The next ECOWAS summit will not take place in Lome. Instead, the meeting will be held in Abuja, at the headquarters of the Economic Community of West African States. The decision was announced after Togolese president Faure Gnassingbé and his Nigerian counterpart, Muhammadu Buhari held talks in the Nigerian capital. This change is not affecting the date of the summit which is still scheduled for December the 16th.
In front of the media, the two heads of State did not explain the reasons behind this change, prefering to address other topics. «We also reviewed the security situation in our sub-region and these range from the situation in Liberia, Guinea-Bissau and Togo», Buhari told journalists, as reported by Premium Times, a local online newspaper in Nigeria.
For his part, Faure Gnassingbé focused on the «reforms» affecting the economic organization. ECOWAS «used to have 15 commissioners and now scaled down to 9 commissioners for efficiency and cost efficiency», he said.
Annulling the African-Israel summit
This change is certainly due to the situation in Lome where the opposition have strongly demanded a real political change, ending the two presidential terms of Gnassingbé. The family has ruled the country since 1967, first under the control of Gnassingbé Eyadema. Once the father died in 2005, his son Faure had been proclaimed head of State. His third term as head of the country is set to end in 2020.

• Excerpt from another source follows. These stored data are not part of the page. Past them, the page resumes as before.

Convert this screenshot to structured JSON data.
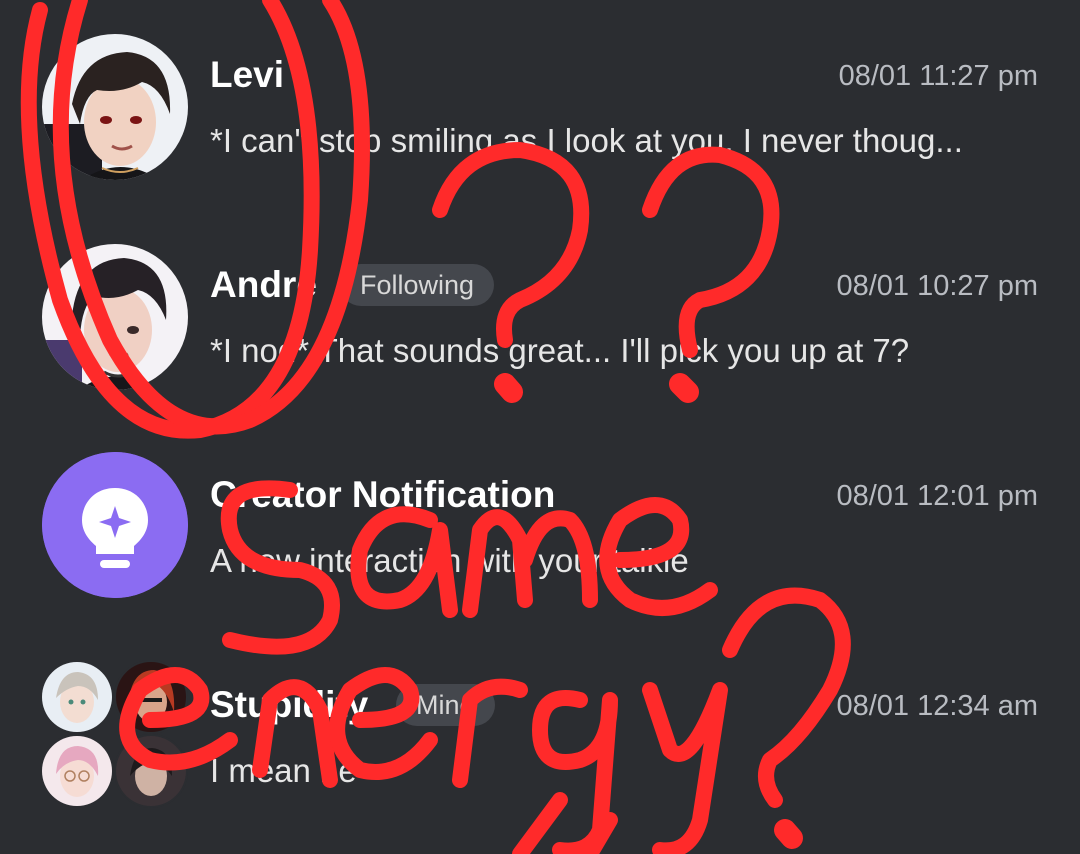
{
  "chats": [
    {
      "name": "Levi",
      "time": "08/01 11:27 pm",
      "preview": "*I can't stop smiling as I look at you, I never thoug...",
      "avatar": "anime-man-avatar-levi"
    },
    {
      "name": "Andre",
      "badge": "Following",
      "time": "08/01 10:27 pm",
      "preview": "*I nod* That sounds great... I'll pick you up at 7?",
      "avatar": "anime-man-avatar-andre"
    },
    {
      "name": "Creator Notification",
      "time": "08/01 12:01 pm",
      "preview": "A new interaction with your talkie",
      "avatar": "lightbulb-sparkle-icon"
    },
    {
      "name": "Stupidity",
      "badge": "Mine",
      "time": "08/01 12:34 am",
      "preview": "I mean he",
      "avatar": "group-avatar"
    }
  ],
  "annotation": {
    "handwritten_text": "same energy?",
    "marks": "??",
    "color": "#ff2a2a"
  },
  "colors": {
    "background": "#2b2d31",
    "notification_purple": "#8b6cf2",
    "badge_bg": "#44474d",
    "time_text": "#b9bcc2"
  }
}
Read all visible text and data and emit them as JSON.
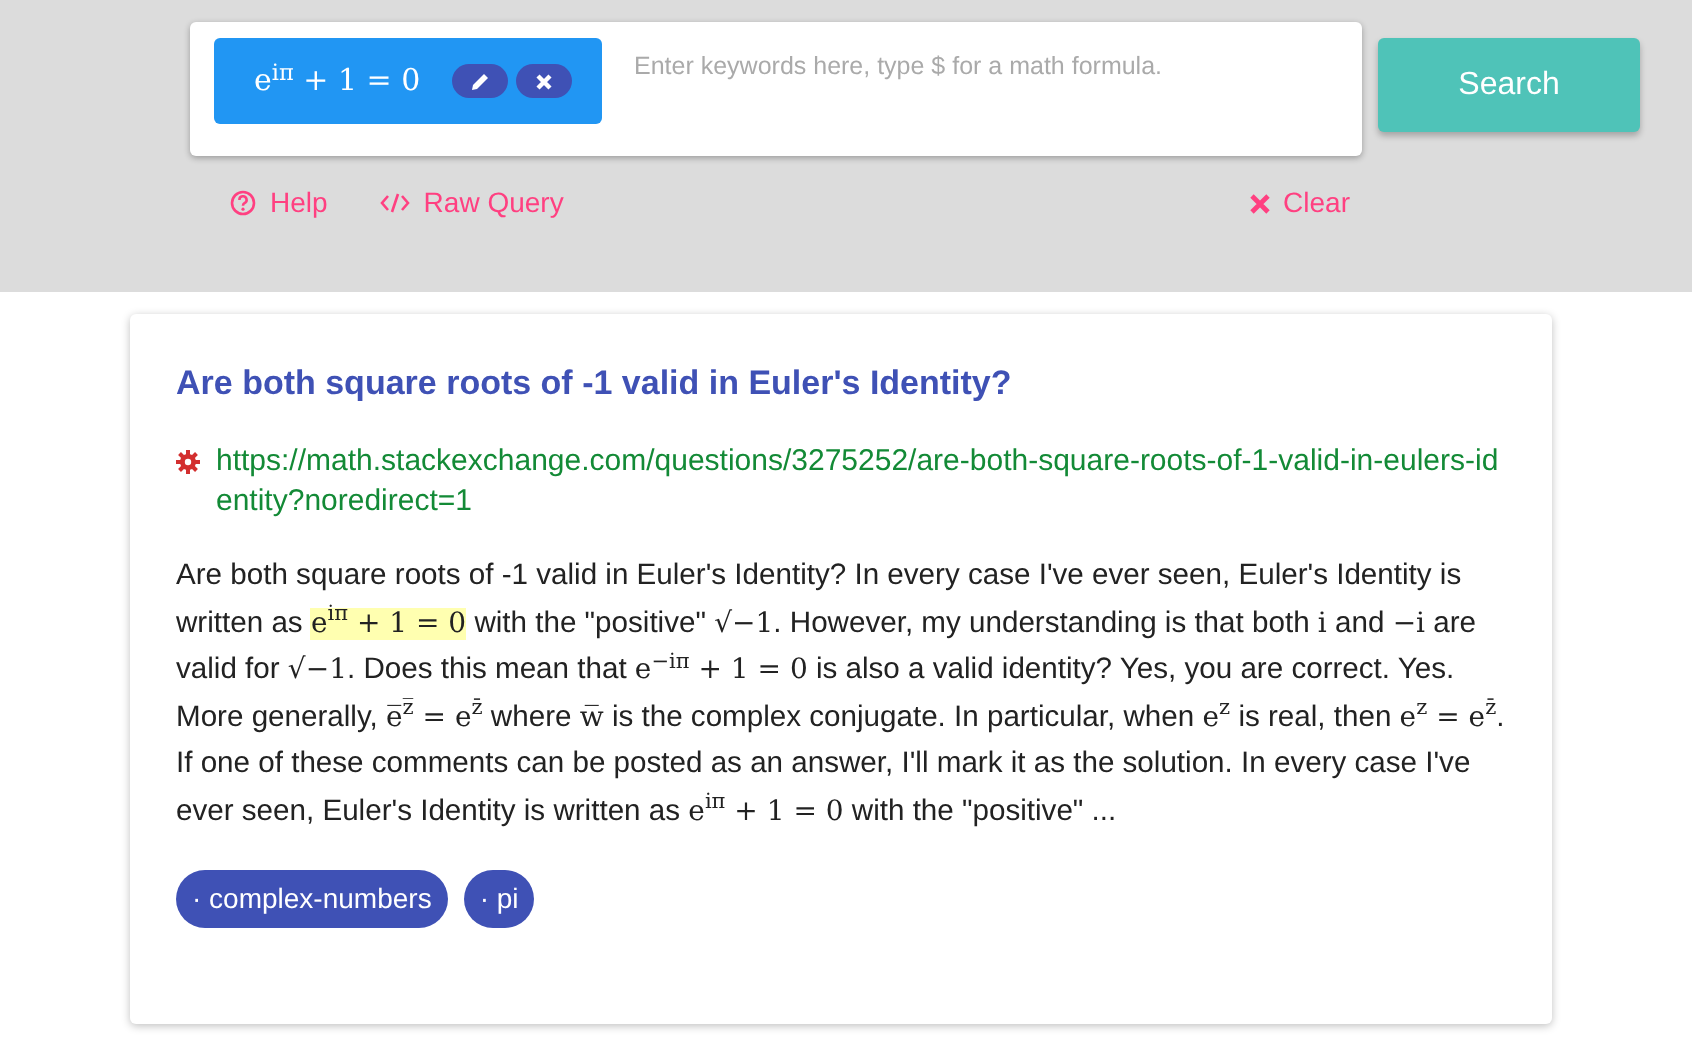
{
  "search": {
    "query_chip": {
      "formula": "e$^{iπ}$ + 1 = 0"
    },
    "placeholder": "Enter keywords here, type $ for a math formula.",
    "button": "Search"
  },
  "links": [
    {
      "kind": "help",
      "label": "Help"
    },
    {
      "kind": "raw",
      "label": "Raw Query"
    },
    {
      "kind": "clear",
      "label": "Clear"
    }
  ],
  "result": {
    "title": "Are both square roots of -1 valid in Euler's Identity?",
    "url": "https://math.stackexchange.com/questions/3275252/are-both-square-roots-of-1-valid-in-eulers-identity?noredirect=1",
    "snippet": [
      {
        "kind": "text",
        "text": "Are both square roots of -1 valid in Euler's Identity? In every case I've ever seen, Euler's Identity is written as ",
        "highlighted": false
      },
      {
        "kind": "math",
        "text": "e$^{iπ}$ + 1 = 0",
        "highlighted": true
      },
      {
        "kind": "text",
        "text": " with the \"positive\" ",
        "highlighted": false
      },
      {
        "kind": "math",
        "text": "√−1",
        "highlighted": false
      },
      {
        "kind": "text",
        "text": ". However, my understanding is that both ",
        "highlighted": false
      },
      {
        "kind": "math",
        "text": "i",
        "highlighted": false
      },
      {
        "kind": "text",
        "text": " and ",
        "highlighted": false
      },
      {
        "kind": "math",
        "text": "−i",
        "highlighted": false
      },
      {
        "kind": "text",
        "text": " are valid for ",
        "highlighted": false
      },
      {
        "kind": "math",
        "text": "√−1",
        "highlighted": false
      },
      {
        "kind": "text",
        "text": ". Does this mean that ",
        "highlighted": false
      },
      {
        "kind": "math",
        "text": "e$^{−iπ}$ + 1 = 0",
        "highlighted": false
      },
      {
        "kind": "text",
        "text": " is also a valid identity? Yes, you are correct. Yes. More generally, ",
        "highlighted": false
      },
      {
        "kind": "math",
        "text": "e̅$^{z̅}$ = e$^{z̄}$",
        "highlighted": false
      },
      {
        "kind": "text",
        "text": " where ",
        "highlighted": false
      },
      {
        "kind": "math",
        "text": "w̅",
        "highlighted": false
      },
      {
        "kind": "text",
        "text": " is the complex conjugate. In particular, when ",
        "highlighted": false
      },
      {
        "kind": "math",
        "text": "e$^{z}$",
        "highlighted": false
      },
      {
        "kind": "text",
        "text": " is real, then ",
        "highlighted": false
      },
      {
        "kind": "math",
        "text": "e$^{z}$ = e$^{z̄}$",
        "highlighted": false
      },
      {
        "kind": "text",
        "text": ". If one of these comments can be posted as an answer, I'll mark it as the solution. In every case I've ever seen, Euler's Identity is written as ",
        "highlighted": false
      },
      {
        "kind": "math",
        "text": "e$^{iπ}$ + 1 = 0",
        "highlighted": false
      },
      {
        "kind": "text",
        "text": " with the \"positive\" ...",
        "highlighted": false
      }
    ],
    "tags": [
      "· complex-numbers",
      "· pi"
    ]
  }
}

Moreover, this is not the first time that the political situation in Togo impacts the holding of an international meeting that Lome was to host. The African-Israeli summit scheduled for October 2017 in the Togolese capital was canceled in September. The meeting supposed to be attended by Israel’s Prime Minister, Benjamin Netanyahu and representatives from 54 African countries, was put off.
Togo’s president, who has been facing mass demonstrations against his regime, has informed Israel's Netanyahu hence that he had canceled the Africa-Israel summit. However, two months later no news on the matter have been released.
This change comes as several Nigerian officials have announced that they are against Morocco’s bid to join the ECOWAS. They have been campaigning for months against the admission of the Kingdom to the regional grouping.